The criteria that the township must respect in reaching its decision are outlined in the “More Homes for Everyone Act”.  Known as Bill 109, this law came into effect on July 1st. Colacem submitted its Site Plan Approval Request on July 4th.

Under this new law, the Ford government has rendered it such that all municipal Site Plan Approval decisions are no longer made by elected Municipal Councils but rather by municipal staff. 

The law has not removed the municipal staff from asking a Site Plan applicant, – in this case, Colacem — questions that the municipality believes are important factors in its duty to ensure that any construction project in its jurisdiction takes all of those steps and measures available to it to prevent and mitigate the potential known risks to the health and welfare of citizens, lands, waters and animals associated to the building project in question.
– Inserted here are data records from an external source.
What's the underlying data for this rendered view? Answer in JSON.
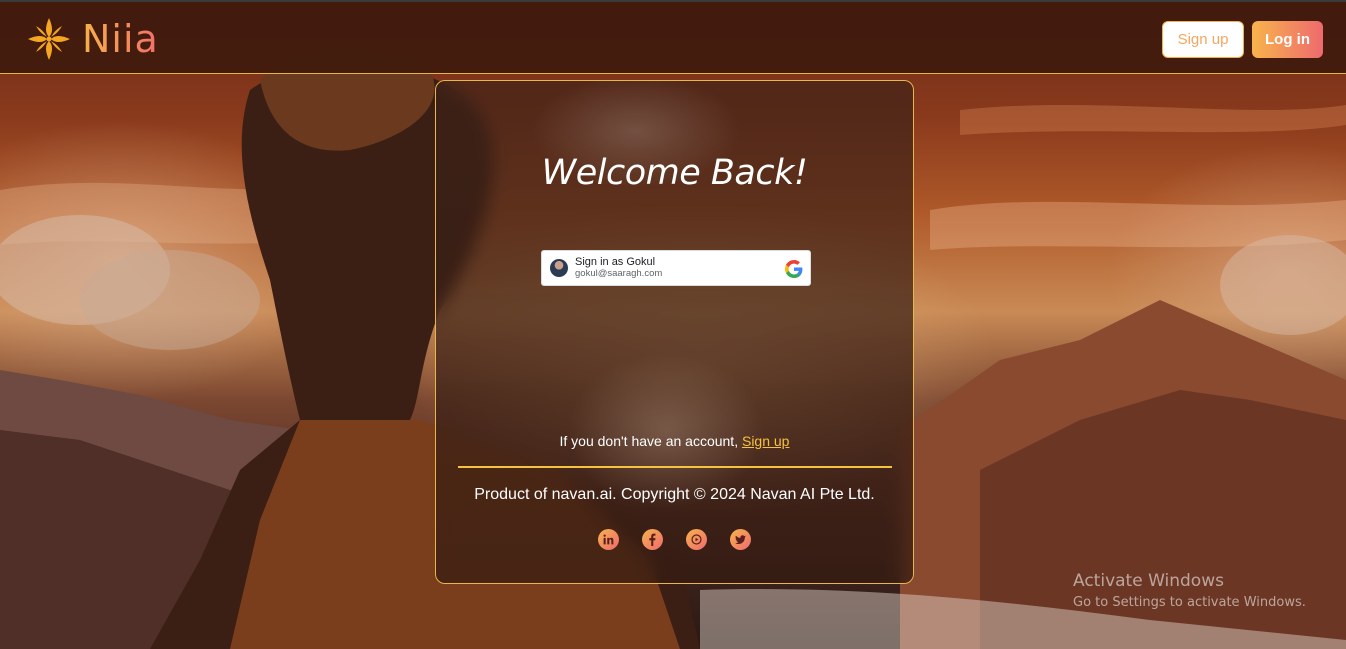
{
  "header": {
    "logo_text": "Niia",
    "signup_label": "Sign up",
    "login_label": "Log in"
  },
  "card": {
    "title": "Welcome Back!",
    "google": {
      "name_line": "Sign in as Gokul",
      "email": "gokul@saaragh.com"
    },
    "no_account_text": "If you don't have an account,",
    "signup_link": "Sign up",
    "copyright": "Product of navan.ai. Copyright © 2024 Navan AI Pte Ltd.",
    "socials": [
      "linkedin-icon",
      "facebook-icon",
      "youtube-icon",
      "twitter-icon"
    ]
  },
  "watermark": {
    "title": "Activate Windows",
    "subtitle": "Go to Settings to activate Windows."
  },
  "colors": {
    "accent_orange": "#f8b44c",
    "accent_pink": "#ee6a6e",
    "link_yellow": "#f5c342",
    "card_border": "#e9b64a"
  }
}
That said, at its Thursday, November 10th meeting Champlain Township Council instructed its staff to ask Colacem if it is prepared to pledge that its proposed cement plant will meet the same GHG emissions reductions that those cement companies that are signatories to the Partnership agreement between the Cement Association of Canada and the Government of Canada (GC) have pledged to meet.

If Colacem is willing to do so, it will be committing itself to seeing that, by 2030, its yet to be built cement plant’s annual GHG emissions tonnage will be reduced by 40% from the projected tonnage already identified, and a further 60% over the course of the 20 year period between 2030 and 2050 (at which time it will have reached net-zero annual emissions production).
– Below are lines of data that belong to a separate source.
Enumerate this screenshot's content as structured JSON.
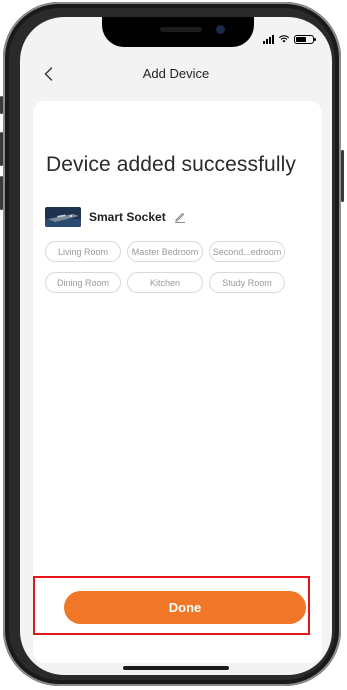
{
  "nav": {
    "title": "Add Device",
    "back_icon": "chevron-left-icon"
  },
  "main": {
    "headline": "Device added successfully",
    "device": {
      "name": "Smart Socket",
      "edit_icon": "pencil-icon"
    },
    "rooms": [
      {
        "label": "Living Room"
      },
      {
        "label": "Master Bedroom"
      },
      {
        "label": "Second...edroom"
      },
      {
        "label": "Dining Room"
      },
      {
        "label": "Kitchen"
      },
      {
        "label": "Study Room"
      }
    ]
  },
  "footer": {
    "done_label": "Done"
  },
  "colors": {
    "accent": "#f07628",
    "highlight_border": "#e3141a"
  }
}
If both the Cement Association of Canada and the Government of Canada are true to their Partnership Agreement commitments, what a great opportunity for Colacem to become a cement industry leader by building “ a model cement plant” that can be built with the support of the Cement Association and the Government of Canada.
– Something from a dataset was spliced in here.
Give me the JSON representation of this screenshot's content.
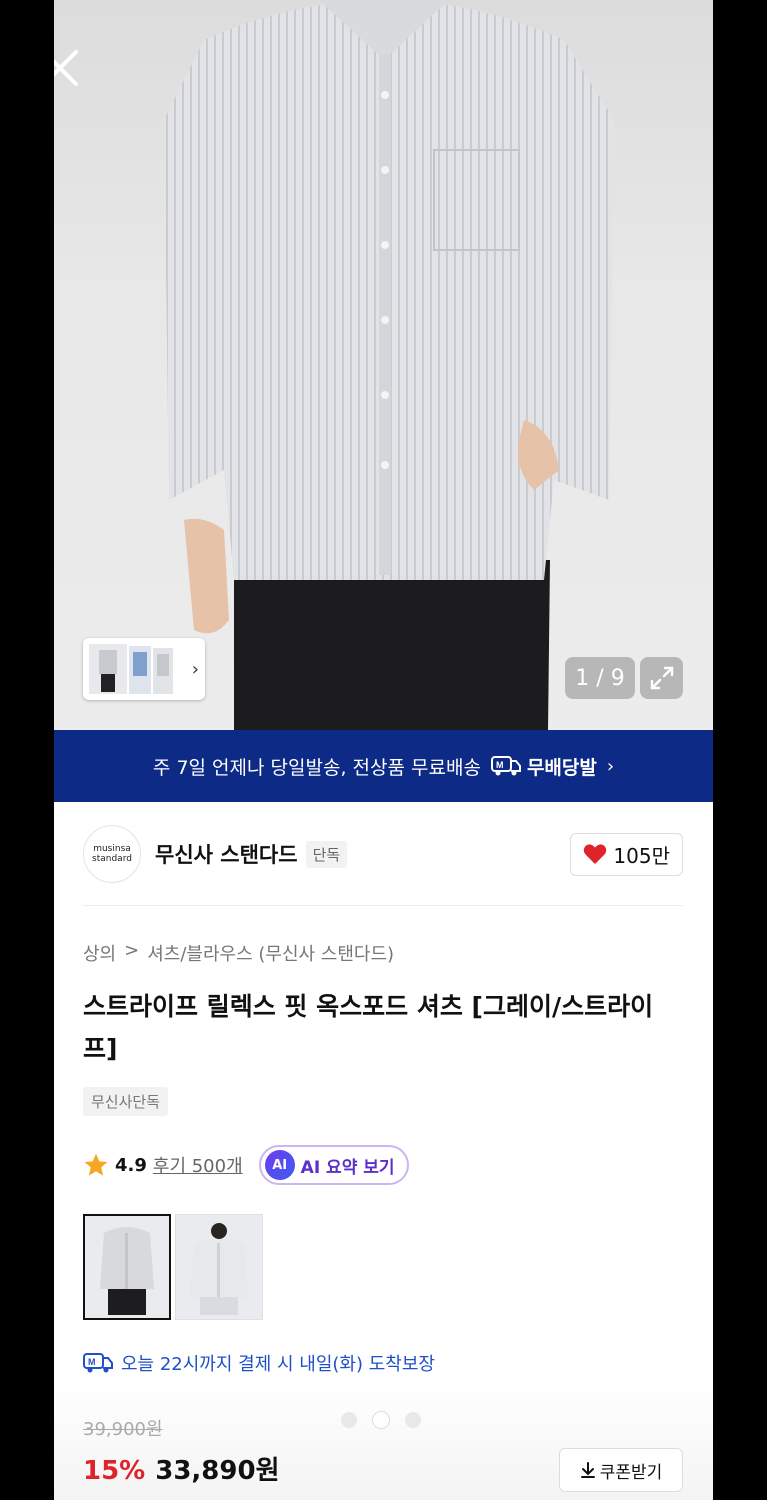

What a great opportunity for Colacem to demonstrate, in a tangible way, that it is a responsible corporate citizen that respects the ecological, environmental and socio-economic health concerns and expressed by the Champlain Township and its inhabitants. 

 I fully understand the fears the township believes it might be exposed to if it denies Colacem’s requested “green light”. 

Due diligence is in order and the township should rely on its legal advisors for an opinion on this matter. 

While I am no lawyer, I believe it is correct to say that the only legal recourse Colacem would have to contest such a township decision would be to seek a Judicial Review of said decision.

I remain hopeful that the Champlain Township does not approve Colacem’s Site Plan should it refuse to voluntarily commit itself to the same GHG emission reductions pledge as those of its peers who are members of the Cement Association of Canada that are signatories to the Partnership agreement between the Cement Association of Canada and the Government of Canada. 

I thank the Champlain Township Council and that of its staff for their  determination to always put the health and welfare of their citizens above all else.